Munger noted that a lot of spreadsheets and fancy math can lead to false precision and worse decisions. He allowed, “They teach the fancy math in business schools because…well, they gotta do something.”
Buffett added that this false precision only arises with very high IQs. You only need an IQ of 120 or so to be a good investor. In fact, he suggested, if you have a high IQ, keep your 120 and sell the rest. Higher math can lead you astray.
The best protection against inflation, according to Buffett, is your own earning power. If you constantly increase your earning power, you’ll be sure to get your share of the economic pie.

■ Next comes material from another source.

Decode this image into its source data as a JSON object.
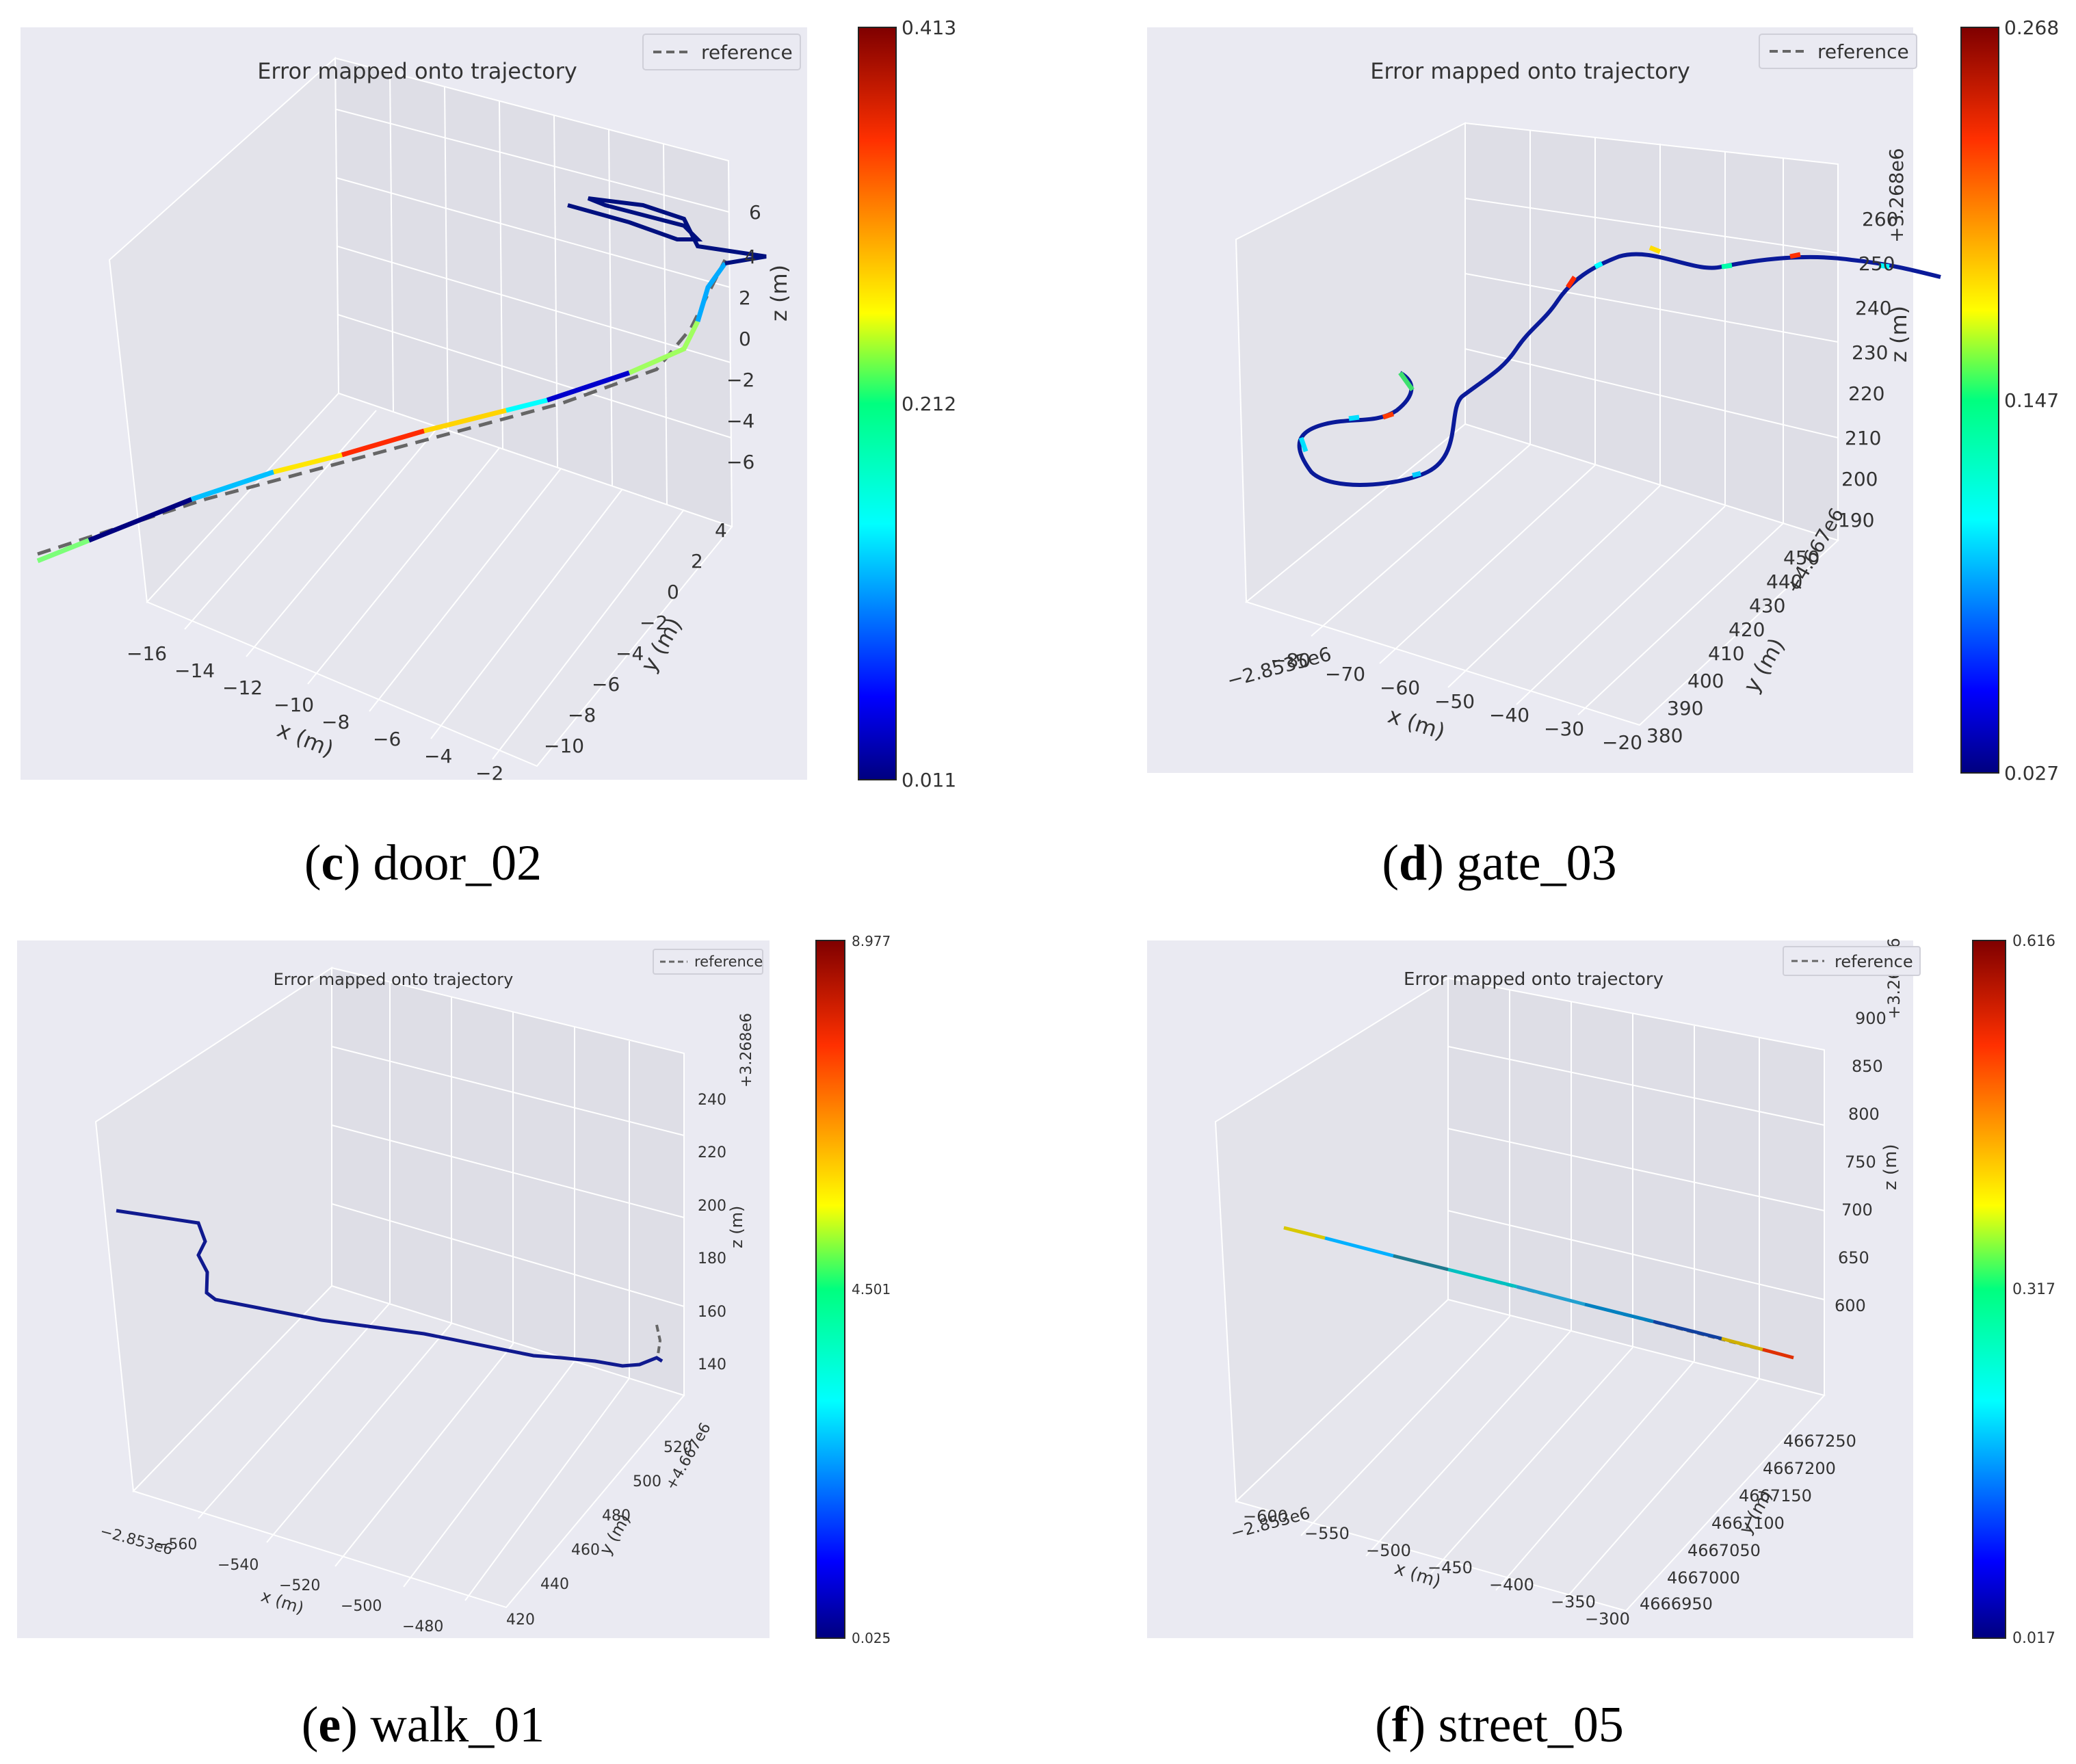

Buffett repeated his old mantra that successful investing requires the right temperament – to be greedy when others are fearful. If you get scared yourself, then you won’t make a lot of money in securities.

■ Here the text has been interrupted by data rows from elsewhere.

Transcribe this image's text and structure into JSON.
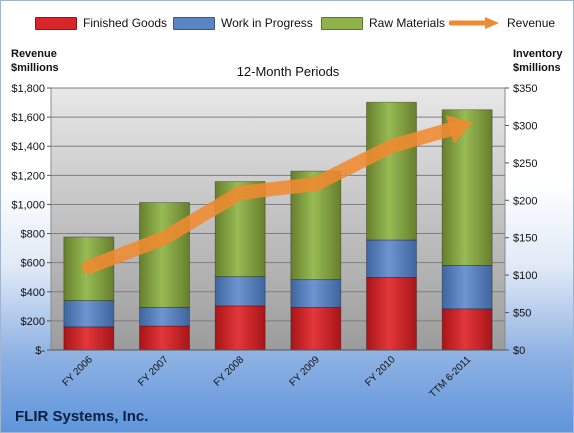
{
  "chart_data": {
    "type": "bar",
    "subtitle": "12-Month Periods",
    "company": "FLIR Systems, Inc.",
    "left_axis_title_line1": "Revenue",
    "left_axis_title_line2": "$millions",
    "right_axis_title_line1": "Inventory",
    "right_axis_title_line2": "$millions",
    "categories": [
      "FY 2006",
      "FY 2007",
      "FY 2008",
      "FY 2009",
      "FY 2010",
      "TTM 6-2011"
    ],
    "left_ylim": [
      0,
      1800
    ],
    "left_ticks": [
      "$-",
      "$200",
      "$400",
      "$600",
      "$800",
      "$1,000",
      "$1,200",
      "$1,400",
      "$1,600",
      "$1,800"
    ],
    "right_ylim": [
      0,
      350
    ],
    "right_ticks": [
      "$0",
      "$50",
      "$100",
      "$150",
      "$200",
      "$250",
      "$300",
      "$350"
    ],
    "grid": true,
    "legend_position": "top",
    "series": [
      {
        "name": "Finished Goods",
        "axis": "right",
        "kind": "stacked-bar",
        "color": "#d9262a",
        "values": [
          31,
          32,
          59,
          57,
          97,
          55
        ]
      },
      {
        "name": "Work in Progress",
        "axis": "right",
        "kind": "stacked-bar",
        "color": "#5b84c4",
        "values": [
          35,
          25,
          39,
          37,
          50,
          58
        ]
      },
      {
        "name": "Raw Materials",
        "axis": "right",
        "kind": "stacked-bar",
        "color": "#8fb24a",
        "values": [
          85,
          140,
          127,
          145,
          184,
          208
        ]
      },
      {
        "name": "Revenue",
        "axis": "left",
        "kind": "line-arrow",
        "color": "#f08a30",
        "values": [
          570,
          770,
          1080,
          1140,
          1400,
          1550
        ]
      }
    ]
  }
}
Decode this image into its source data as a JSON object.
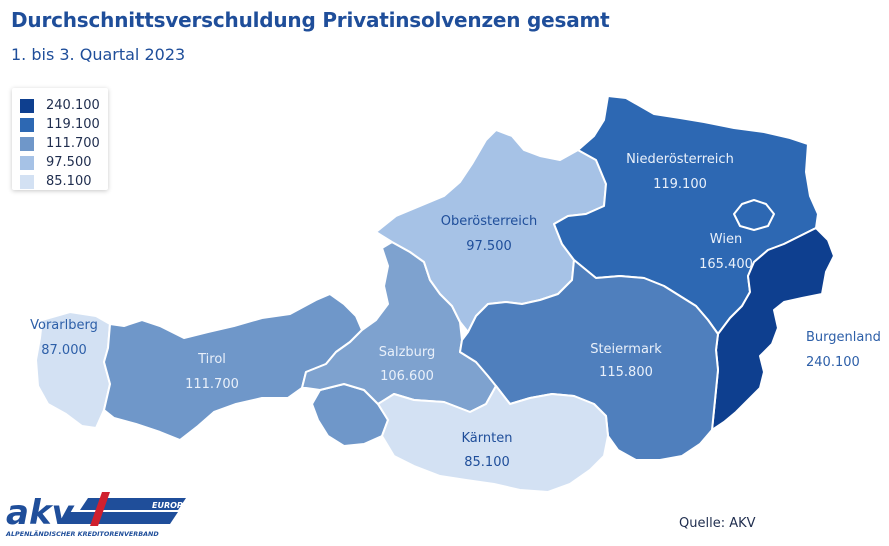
{
  "header": {
    "title": "Durchschnittsverschuldung Privatinsolvenzen gesamt",
    "subtitle": "1. bis 3. Quartal 2023"
  },
  "legend": {
    "items": [
      {
        "label": "240.100",
        "color": "#0e3f8f"
      },
      {
        "label": "119.100",
        "color": "#2d68b3"
      },
      {
        "label": "111.700",
        "color": "#6f97c9"
      },
      {
        "label": "97.500",
        "color": "#a6c2e6"
      },
      {
        "label": "85.100",
        "color": "#d3e1f3"
      }
    ]
  },
  "regions": {
    "vorarlberg": {
      "name": "Vorarlberg",
      "value": "87.000",
      "color": "#d3e1f3"
    },
    "tirol": {
      "name": "Tirol",
      "value": "111.700",
      "color": "#6f97c9"
    },
    "salzburg": {
      "name": "Salzburg",
      "value": "106.600",
      "color": "#7ea2cf"
    },
    "oberoesterreich": {
      "name": "Oberösterreich",
      "value": "97.500",
      "color": "#a6c2e6"
    },
    "niederoesterreich": {
      "name": "Niederösterreich",
      "value": "119.100",
      "color": "#2d68b3"
    },
    "wien": {
      "name": "Wien",
      "value": "165.400",
      "color": "#2d68b3"
    },
    "burgenland": {
      "name": "Burgenland",
      "value": "240.100",
      "color": "#0e3f8f"
    },
    "steiermark": {
      "name": "Steiermark",
      "value": "115.800",
      "color": "#4f7fbd"
    },
    "kaernten": {
      "name": "Kärnten",
      "value": "85.100",
      "color": "#d3e1f3"
    }
  },
  "source": "Quelle: AKV",
  "logo": {
    "brand": "akv",
    "tag": "EUROPA",
    "subline": "ALPENLÄNDISCHER KREDITORENVERBAND"
  }
}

Buffett also shared some of his classic bits of wisdom about growing wealth. Spend less than what you make. Know and stay within your circle of competence. The only businesses that matter are the ones you put your money in. Keep learning over time. Don’t lose. Insist on a margin of safety.
Gold, for example. Buffett reprised his gold thought experiment, where if you took all the gold in the world, you could make a 67-foot cube weighing 175,000 metric tons. You could then get a ladder and sit on top of it, fondle it, polish it. But that cube isn’t going to do anything. You are simply betting someone will buy it higher.
Buffett joked that $100 billion of gold is produced annually, much of it taken out of the ground in South Africa to be shipped to the New York Fed, where it will be put back into the ground.
Buffett: “A full wallet is like a full bladder. One could get the urge very quickly to pee it away.”